Sunday, February 22, 2015

Female Circumcision and Clitoridectomy in the United States by Sarah B. Rodriguez


Contrary to popular belief, female circumcision was never isolated to the African continent. It was widely practiced in the USA, but unlike the African origin, female circumcision in the USA had nothing to do with keeping wives from straying or making them submissive. It had more to do with paranoid prudishness and fear of criminality. Rodrigues paints a picture of this divisive issue (even then) as being motivated by several unjust philosophies; sexism, prudish mores, racism, and eugenics.

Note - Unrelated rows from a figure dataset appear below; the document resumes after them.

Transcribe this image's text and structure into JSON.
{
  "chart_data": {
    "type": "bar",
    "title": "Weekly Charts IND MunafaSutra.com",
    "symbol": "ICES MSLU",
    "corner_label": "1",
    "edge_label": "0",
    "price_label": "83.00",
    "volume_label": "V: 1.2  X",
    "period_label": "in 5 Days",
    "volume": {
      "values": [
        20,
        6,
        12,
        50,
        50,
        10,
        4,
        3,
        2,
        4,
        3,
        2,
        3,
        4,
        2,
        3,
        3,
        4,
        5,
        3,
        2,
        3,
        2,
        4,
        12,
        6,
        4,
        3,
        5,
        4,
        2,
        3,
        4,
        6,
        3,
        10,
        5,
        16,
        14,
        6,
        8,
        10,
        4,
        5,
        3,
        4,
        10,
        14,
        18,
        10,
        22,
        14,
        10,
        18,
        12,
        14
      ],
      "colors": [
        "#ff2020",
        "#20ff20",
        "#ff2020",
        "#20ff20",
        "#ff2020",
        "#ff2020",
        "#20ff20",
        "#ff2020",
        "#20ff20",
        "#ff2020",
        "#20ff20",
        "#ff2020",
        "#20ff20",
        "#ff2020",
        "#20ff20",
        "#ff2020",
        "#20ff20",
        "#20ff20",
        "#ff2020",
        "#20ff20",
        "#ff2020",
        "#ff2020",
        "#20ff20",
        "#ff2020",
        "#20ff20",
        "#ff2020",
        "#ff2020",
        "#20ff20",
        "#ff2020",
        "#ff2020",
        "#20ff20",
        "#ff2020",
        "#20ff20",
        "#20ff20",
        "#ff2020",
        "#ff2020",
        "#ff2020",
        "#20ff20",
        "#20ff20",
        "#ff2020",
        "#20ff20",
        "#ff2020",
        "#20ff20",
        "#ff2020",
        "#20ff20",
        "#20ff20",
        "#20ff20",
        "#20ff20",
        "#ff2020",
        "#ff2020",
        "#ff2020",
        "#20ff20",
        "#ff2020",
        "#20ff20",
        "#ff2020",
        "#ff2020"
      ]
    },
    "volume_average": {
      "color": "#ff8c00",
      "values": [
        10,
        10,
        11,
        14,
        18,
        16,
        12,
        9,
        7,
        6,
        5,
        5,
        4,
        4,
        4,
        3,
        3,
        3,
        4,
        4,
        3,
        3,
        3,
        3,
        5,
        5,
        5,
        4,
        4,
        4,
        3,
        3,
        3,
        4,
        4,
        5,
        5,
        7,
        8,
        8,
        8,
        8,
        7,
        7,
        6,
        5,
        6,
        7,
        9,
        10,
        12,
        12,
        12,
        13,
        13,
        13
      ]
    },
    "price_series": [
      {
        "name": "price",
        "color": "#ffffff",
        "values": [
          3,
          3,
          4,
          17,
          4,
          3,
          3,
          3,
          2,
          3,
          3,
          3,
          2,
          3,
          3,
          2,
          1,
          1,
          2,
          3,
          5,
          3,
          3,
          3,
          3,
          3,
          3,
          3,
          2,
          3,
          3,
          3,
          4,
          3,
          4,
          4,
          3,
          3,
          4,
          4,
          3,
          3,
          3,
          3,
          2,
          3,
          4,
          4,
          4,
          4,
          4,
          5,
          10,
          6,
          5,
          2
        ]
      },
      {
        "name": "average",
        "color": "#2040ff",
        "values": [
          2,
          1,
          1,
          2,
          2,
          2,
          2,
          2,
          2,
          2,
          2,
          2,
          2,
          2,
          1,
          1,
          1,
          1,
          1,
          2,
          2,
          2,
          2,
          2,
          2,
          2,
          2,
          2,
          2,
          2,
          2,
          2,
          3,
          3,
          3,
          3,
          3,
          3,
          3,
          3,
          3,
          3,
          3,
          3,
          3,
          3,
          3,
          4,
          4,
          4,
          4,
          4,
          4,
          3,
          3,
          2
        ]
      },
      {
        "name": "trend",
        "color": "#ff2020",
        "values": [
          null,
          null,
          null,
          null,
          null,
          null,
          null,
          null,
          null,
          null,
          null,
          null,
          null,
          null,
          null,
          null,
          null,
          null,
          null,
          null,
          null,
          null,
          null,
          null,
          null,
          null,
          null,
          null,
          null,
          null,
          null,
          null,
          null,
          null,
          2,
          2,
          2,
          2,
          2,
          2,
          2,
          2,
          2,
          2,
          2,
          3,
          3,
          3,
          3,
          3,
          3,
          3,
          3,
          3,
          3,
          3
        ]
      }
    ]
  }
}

In the chapter Female Sexual Degeneracy and the Enlarged Clitoris, the author refers to prison doctors and their skewed research on female sexual habits. She describes hoe a NY prison doctor described black women as having oversized clitorises, making them hypersexual lesbians. Sarah Baartman, an enslaved African woman, was used by physicians as a highly inaccurate example of the African woman’s body, and these racist physicians made claims that women in hot climates had larger genitalia. As with most medical research as the time, a lot of it was falsified, and physicians were rarely questions or criticized for their theories. This was the same generation of physicians that researched the infamous Kalikak and Jute families in New Jersey.

Fast forward to the 1940’s. Attitudes towards women, though still unequal, had changed. Doctors were now promoting the idea of orgasms as being perfectly healthy for women (perhaps thanks in part to Dr. Kinsey’s research) and doctors were no longer fanatically against the idea of masturbation. It was at this time that doctors looked into removing the clitoral hood as a way for women to achieve greater sexual pleasure. By the 1970’s more and more women were having the clitoral hood removed to increase sexual pleasure, and it worked.

To see the progress in attitudes towards sex, look at the way the USA changed. WWI left loads of men dead, so women flooded into clerical jobs, and the attitude towards women changed. Then the Great Depression hit, and the once powerful church, an institution that had been the biggest welfare provider, was hit hard. Religion was no longer as dominant as it had been before, and thanks to widespread poverty, birth control, in whatever form existed, became widely accepted. In fact, birth control was so widely practiced in the Depression, that the era is referred to as the “baby bust.” Then came WWII, women entered the workforce, and the role of women changed further.

Sarah Rodriguez’ book is well-researched, fair, balanced, and highly detailed. It uses the idea of female circumcision as an example of the changes going on in US history.